As an aside, the next several posts will be touching on some of the networking concepts I ran into while on my little break. Bear with me and I’ll try not to bore you with the nerdy details.
At any rate, on the flight down to Atlanta, I was seated next to a gentleman who was in all ways a respectful and polite fellow traveler. He just preferred not to talk. Oh, I said “hello” and made a very short attempt to start a conversation, but, while he was in no way rude, he clearly didn’t want to chat.
And, you know what? I was fine with that.
I’ve heard a number of “networkers” saying that they love networking on the airplane because they have a captive audience who has nothing better to do than to chat.
As with all things having to do with good networking, the best results are when we keep the other person’s feelings in mind. It’s up to us to be aware of when we should take off our “networking hat” and just enjoy a companionable silence. Here are a few things to watch for that might tell you that they might not appreciate your efforts.
- They have some other means of passing the time. This is especially important on the aforementioned airplane trip. If they pull out a book, or some paperwork, chances are that’s what they want to be doing at that moment.
- They are asleep or are trying to sleep. OK, this should go without saying, but pretend that the person you are focusing on is a two-year-old. Waking them up or preventing them from sleeping when they need it will lead to no good.
- They are otherwise distracted. Chatting with someone who is trying to get their work done, or is anxious about some upcoming event, or who is trying to deal with an overactive two-year-old probably won’t garner the results you would like. Wait for them to complete whatever it is before you try to make the connection.
- They are talking with someone else (sometimes). This is one where you need to be aware of body language.

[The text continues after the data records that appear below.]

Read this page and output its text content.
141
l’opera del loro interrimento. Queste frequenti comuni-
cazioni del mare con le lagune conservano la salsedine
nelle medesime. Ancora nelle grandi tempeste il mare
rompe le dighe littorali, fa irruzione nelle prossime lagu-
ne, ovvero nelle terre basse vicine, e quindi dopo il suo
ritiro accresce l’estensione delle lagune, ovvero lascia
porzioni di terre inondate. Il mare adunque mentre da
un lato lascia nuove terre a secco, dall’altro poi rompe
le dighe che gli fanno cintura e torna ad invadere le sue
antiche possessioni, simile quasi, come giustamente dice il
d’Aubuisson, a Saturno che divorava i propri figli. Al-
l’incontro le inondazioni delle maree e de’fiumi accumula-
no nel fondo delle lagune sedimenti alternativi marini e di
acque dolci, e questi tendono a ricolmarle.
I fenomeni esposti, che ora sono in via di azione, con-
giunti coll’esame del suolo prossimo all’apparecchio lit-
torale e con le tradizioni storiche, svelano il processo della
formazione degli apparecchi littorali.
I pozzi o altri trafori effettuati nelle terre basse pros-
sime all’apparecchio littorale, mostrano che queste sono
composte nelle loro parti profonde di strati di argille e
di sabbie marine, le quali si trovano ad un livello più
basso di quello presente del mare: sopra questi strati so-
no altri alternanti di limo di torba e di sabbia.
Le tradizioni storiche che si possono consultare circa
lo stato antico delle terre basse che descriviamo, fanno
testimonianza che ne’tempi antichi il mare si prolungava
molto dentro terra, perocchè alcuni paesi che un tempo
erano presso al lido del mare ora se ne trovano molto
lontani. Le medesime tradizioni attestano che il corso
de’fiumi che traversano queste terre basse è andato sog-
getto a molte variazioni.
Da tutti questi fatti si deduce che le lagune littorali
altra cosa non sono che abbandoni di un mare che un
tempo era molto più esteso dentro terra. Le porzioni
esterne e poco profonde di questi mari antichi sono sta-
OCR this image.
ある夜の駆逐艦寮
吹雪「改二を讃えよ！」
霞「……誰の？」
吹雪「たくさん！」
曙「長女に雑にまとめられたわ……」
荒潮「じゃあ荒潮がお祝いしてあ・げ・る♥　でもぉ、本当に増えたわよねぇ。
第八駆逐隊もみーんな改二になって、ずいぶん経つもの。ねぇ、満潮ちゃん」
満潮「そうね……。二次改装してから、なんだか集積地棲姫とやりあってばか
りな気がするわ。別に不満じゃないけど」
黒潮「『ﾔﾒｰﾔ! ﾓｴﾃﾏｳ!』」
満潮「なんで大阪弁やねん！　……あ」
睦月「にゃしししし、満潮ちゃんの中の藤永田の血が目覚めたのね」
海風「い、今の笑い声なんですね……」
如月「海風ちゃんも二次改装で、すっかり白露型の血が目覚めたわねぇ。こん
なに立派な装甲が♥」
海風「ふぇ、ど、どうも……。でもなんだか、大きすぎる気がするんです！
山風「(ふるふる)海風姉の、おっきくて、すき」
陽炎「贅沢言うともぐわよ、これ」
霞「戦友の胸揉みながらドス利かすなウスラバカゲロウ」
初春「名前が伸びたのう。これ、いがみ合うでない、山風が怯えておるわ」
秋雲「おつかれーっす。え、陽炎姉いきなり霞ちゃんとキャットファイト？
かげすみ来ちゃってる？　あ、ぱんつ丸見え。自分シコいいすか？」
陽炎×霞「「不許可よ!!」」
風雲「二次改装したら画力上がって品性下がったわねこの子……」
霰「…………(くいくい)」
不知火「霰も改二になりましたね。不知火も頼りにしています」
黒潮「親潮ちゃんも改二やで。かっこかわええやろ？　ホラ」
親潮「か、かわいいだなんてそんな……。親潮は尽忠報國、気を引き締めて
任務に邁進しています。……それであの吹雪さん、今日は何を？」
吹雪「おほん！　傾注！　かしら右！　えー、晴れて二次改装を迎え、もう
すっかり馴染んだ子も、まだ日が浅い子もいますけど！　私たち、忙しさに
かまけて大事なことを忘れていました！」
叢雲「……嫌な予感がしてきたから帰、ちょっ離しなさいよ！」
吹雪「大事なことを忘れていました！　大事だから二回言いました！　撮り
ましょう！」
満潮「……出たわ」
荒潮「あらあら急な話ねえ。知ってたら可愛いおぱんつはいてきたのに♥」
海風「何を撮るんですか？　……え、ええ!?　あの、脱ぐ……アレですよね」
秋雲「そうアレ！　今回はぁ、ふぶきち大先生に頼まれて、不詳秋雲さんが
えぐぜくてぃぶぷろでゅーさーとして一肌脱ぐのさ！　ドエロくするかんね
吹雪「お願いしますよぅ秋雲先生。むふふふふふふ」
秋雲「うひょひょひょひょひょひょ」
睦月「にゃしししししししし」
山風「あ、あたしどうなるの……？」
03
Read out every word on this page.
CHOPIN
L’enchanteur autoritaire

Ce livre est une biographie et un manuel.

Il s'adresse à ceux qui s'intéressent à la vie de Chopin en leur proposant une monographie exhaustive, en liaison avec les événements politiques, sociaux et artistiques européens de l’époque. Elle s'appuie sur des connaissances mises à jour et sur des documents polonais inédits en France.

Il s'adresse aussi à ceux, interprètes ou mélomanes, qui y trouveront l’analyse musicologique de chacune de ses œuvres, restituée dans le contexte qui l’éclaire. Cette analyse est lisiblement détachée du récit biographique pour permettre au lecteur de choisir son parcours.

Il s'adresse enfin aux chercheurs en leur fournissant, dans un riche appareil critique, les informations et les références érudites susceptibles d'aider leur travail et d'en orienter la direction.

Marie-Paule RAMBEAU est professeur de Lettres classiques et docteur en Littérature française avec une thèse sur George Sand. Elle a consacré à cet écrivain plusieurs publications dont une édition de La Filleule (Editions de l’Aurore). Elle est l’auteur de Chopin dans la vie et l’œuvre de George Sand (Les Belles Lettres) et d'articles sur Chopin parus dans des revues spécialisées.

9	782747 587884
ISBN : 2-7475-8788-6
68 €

If heads are leaning toward each other or the body positions are “closed” (either squared up with each other or facing away from the rest of the room), then you will be intruding, not interacting. If the grouping is shoulder-to-shoulder and facing outward, then that’s an “open” position and it wouldn’t be remiss to join in the conversation.
- You are talking with someone else (sometimes). Be with the one you’re with. If you are having a conversation with someone, then don’t be looking around the room for someone else to speak with. If, however, someone does approach your grouping, feel free to include them in the conversational circle.